The bound Freiman gives is $|A+A|\geq(d+1)|A|-d(d+1)/2$, which a simple example (which can be found in this paper) shows is sharp up to an additive constant. However, sharp bounds have been harder to come by for the size of the difference set. In 1989, Freiman, Heppes and Uhrin obtained a lower bound of $(d+1)|A|-d(d+1)/2$ – that is, the same as the lower bound for $|A+A|$. However, the example that shows that the sumset bound is sharp does not do so for the difference set, except when $d\leq 2$, raising the possibility that a better lower bound is true.

The next main development was due to Stanchescu, who found an example that improved the lower bound for $|A-A|$ for all $d\geq 3$ and proved that it gave a sharp bound when $d=3$. This led to the natural conjecture that it gave a sharp bound for $d\geq 4$ as well. It is that conjecture that is proved in this paper, up to a small error term. That is, the main result of the paper is that $|A-A|$ must be at least

$\bigg(2d - 2 + \frac{1}{d-1} \bigg) |A| - O_{d}(|A|^{1- \delta})$

which compares with Stanchescu’s upper bound of

$\bigg(2d - 2 + \frac{1}{d-1} \bigg) |A| -(2d^2-4d+3)$.

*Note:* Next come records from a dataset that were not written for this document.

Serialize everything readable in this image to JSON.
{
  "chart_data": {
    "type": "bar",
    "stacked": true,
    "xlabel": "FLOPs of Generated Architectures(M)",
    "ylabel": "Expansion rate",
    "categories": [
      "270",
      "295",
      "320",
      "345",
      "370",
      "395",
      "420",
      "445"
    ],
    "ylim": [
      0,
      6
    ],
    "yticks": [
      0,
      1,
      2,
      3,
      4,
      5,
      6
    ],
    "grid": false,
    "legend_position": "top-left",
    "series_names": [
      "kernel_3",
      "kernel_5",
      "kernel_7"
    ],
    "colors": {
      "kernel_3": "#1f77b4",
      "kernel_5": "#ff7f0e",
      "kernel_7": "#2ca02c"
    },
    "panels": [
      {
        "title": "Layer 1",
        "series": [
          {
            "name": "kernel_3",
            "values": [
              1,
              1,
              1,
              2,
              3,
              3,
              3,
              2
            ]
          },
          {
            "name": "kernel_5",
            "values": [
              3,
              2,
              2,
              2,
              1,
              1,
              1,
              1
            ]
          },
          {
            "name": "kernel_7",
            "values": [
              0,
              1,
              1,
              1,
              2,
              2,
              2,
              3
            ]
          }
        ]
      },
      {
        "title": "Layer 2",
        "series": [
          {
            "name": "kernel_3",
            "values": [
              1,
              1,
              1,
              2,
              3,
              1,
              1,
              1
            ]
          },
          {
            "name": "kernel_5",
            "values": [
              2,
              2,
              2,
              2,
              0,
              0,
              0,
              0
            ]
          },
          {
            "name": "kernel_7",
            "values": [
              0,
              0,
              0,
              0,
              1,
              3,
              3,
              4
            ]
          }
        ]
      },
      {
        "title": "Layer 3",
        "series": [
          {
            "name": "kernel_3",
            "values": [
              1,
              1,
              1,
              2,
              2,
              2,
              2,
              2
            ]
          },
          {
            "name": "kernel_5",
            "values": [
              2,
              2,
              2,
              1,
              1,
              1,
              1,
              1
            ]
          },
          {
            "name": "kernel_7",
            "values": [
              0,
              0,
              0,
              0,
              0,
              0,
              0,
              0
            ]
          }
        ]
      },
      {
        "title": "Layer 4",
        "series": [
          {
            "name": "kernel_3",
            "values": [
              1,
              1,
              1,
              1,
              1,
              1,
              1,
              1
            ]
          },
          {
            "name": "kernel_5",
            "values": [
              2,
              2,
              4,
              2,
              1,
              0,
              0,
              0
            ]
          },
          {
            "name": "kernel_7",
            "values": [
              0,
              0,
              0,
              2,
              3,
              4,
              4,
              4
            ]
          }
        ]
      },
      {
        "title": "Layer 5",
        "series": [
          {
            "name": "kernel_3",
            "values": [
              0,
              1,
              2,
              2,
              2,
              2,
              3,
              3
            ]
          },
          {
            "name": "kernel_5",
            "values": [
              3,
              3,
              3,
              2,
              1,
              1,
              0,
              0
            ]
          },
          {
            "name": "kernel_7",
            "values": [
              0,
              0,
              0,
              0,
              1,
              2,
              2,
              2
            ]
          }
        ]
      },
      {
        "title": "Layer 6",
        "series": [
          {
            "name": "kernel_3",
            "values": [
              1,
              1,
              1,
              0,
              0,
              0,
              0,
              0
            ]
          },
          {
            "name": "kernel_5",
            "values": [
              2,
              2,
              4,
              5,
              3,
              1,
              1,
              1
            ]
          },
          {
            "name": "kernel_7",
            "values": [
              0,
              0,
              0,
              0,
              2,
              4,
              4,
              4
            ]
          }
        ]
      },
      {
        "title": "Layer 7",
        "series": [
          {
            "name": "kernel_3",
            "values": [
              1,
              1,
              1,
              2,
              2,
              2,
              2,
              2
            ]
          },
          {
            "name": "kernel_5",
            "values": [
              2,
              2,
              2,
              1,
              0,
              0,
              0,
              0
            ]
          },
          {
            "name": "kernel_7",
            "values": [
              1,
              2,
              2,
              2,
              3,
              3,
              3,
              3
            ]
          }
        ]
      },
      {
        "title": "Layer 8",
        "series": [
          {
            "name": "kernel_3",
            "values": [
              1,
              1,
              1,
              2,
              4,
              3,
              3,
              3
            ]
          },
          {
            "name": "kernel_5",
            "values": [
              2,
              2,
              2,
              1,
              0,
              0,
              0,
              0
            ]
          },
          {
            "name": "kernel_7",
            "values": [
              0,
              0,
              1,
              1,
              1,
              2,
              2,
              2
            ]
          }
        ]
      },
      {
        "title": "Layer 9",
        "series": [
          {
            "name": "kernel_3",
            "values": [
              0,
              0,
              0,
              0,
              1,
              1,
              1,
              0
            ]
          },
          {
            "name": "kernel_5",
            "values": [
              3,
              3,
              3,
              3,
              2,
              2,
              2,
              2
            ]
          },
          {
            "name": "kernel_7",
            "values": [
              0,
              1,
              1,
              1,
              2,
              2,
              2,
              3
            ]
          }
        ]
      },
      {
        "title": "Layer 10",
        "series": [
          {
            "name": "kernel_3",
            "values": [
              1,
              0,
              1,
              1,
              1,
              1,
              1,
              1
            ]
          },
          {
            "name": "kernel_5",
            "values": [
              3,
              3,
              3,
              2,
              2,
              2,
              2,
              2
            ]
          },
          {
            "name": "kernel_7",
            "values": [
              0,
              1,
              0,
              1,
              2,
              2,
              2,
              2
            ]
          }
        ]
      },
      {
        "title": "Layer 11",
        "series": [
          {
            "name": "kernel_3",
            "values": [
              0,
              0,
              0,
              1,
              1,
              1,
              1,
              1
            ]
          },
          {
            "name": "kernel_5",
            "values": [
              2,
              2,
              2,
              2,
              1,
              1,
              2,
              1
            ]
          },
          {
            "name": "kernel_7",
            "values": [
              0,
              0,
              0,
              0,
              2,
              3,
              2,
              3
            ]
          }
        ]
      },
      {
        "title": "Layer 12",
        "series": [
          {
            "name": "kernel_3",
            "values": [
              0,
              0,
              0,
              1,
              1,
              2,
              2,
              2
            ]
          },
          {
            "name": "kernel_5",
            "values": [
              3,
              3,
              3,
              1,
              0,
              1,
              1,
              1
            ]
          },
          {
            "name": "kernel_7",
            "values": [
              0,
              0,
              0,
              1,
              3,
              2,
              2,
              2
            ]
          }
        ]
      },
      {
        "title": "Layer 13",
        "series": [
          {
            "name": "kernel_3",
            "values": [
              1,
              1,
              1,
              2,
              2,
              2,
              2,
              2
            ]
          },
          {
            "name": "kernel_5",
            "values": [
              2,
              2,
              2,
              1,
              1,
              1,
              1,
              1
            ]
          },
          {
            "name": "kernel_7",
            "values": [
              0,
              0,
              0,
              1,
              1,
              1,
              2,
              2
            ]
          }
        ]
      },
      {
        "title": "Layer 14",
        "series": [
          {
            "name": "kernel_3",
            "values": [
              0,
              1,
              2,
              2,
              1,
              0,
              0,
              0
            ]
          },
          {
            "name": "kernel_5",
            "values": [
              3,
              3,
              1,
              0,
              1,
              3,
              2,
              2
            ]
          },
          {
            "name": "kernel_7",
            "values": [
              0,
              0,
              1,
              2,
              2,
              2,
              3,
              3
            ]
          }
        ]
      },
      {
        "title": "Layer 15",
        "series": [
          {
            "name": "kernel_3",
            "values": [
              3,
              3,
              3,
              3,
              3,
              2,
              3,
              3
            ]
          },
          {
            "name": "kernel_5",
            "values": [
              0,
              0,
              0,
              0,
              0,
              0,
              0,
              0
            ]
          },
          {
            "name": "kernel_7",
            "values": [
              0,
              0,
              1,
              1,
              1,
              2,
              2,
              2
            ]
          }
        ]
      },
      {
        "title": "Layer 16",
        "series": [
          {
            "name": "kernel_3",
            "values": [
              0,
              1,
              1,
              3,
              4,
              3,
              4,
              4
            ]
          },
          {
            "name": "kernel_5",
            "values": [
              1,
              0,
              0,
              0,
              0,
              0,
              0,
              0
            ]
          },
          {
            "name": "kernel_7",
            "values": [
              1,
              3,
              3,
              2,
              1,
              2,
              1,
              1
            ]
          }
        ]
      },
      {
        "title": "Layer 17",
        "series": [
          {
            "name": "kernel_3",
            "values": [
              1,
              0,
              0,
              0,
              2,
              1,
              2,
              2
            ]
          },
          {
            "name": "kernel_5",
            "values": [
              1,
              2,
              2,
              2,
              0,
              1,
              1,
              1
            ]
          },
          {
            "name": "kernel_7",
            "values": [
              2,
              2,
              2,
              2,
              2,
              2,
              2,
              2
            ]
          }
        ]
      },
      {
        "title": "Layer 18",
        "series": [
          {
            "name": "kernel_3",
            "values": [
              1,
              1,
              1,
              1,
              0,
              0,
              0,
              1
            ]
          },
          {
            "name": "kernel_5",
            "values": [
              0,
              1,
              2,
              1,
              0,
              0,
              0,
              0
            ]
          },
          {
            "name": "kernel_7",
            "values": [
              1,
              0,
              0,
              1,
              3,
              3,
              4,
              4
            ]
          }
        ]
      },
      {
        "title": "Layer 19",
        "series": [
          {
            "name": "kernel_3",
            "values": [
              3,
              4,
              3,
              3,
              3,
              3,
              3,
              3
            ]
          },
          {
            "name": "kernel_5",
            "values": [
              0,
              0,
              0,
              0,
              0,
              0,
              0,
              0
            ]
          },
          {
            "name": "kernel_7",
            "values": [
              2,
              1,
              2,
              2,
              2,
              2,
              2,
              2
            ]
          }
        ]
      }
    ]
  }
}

While this is the headline result, the proof involves several intermediate statements of independent interest. It also provides an inverse theorem for sets for which the bound above is almost sharp. If $|A-A|$ is at most

$\bigg(2d - 2 + \frac{1}{d-1} +\frac{1}{(2d-3)(d-1)}\bigg) |A| - O_{d}(|A|^{1- \delta})$

then all but $O_d(|A|^{1-\delta})$ elements of $A$ must lie in a union of $2(d-1)$ parallel lines, $d-1$ of which must lie in a hyperplane and the other $d-1$ of which must lie in a parallel hyperplane.

In an independent development, David Conlon and Lim Jeck, building on earlier work of the author, proved the same result but without the error term – that is, they matched Stanchescu’s upper bound exactly. Thus, the problem of determining the best possible bound for difference sets of $d$-dimensional sets is now completely resolved.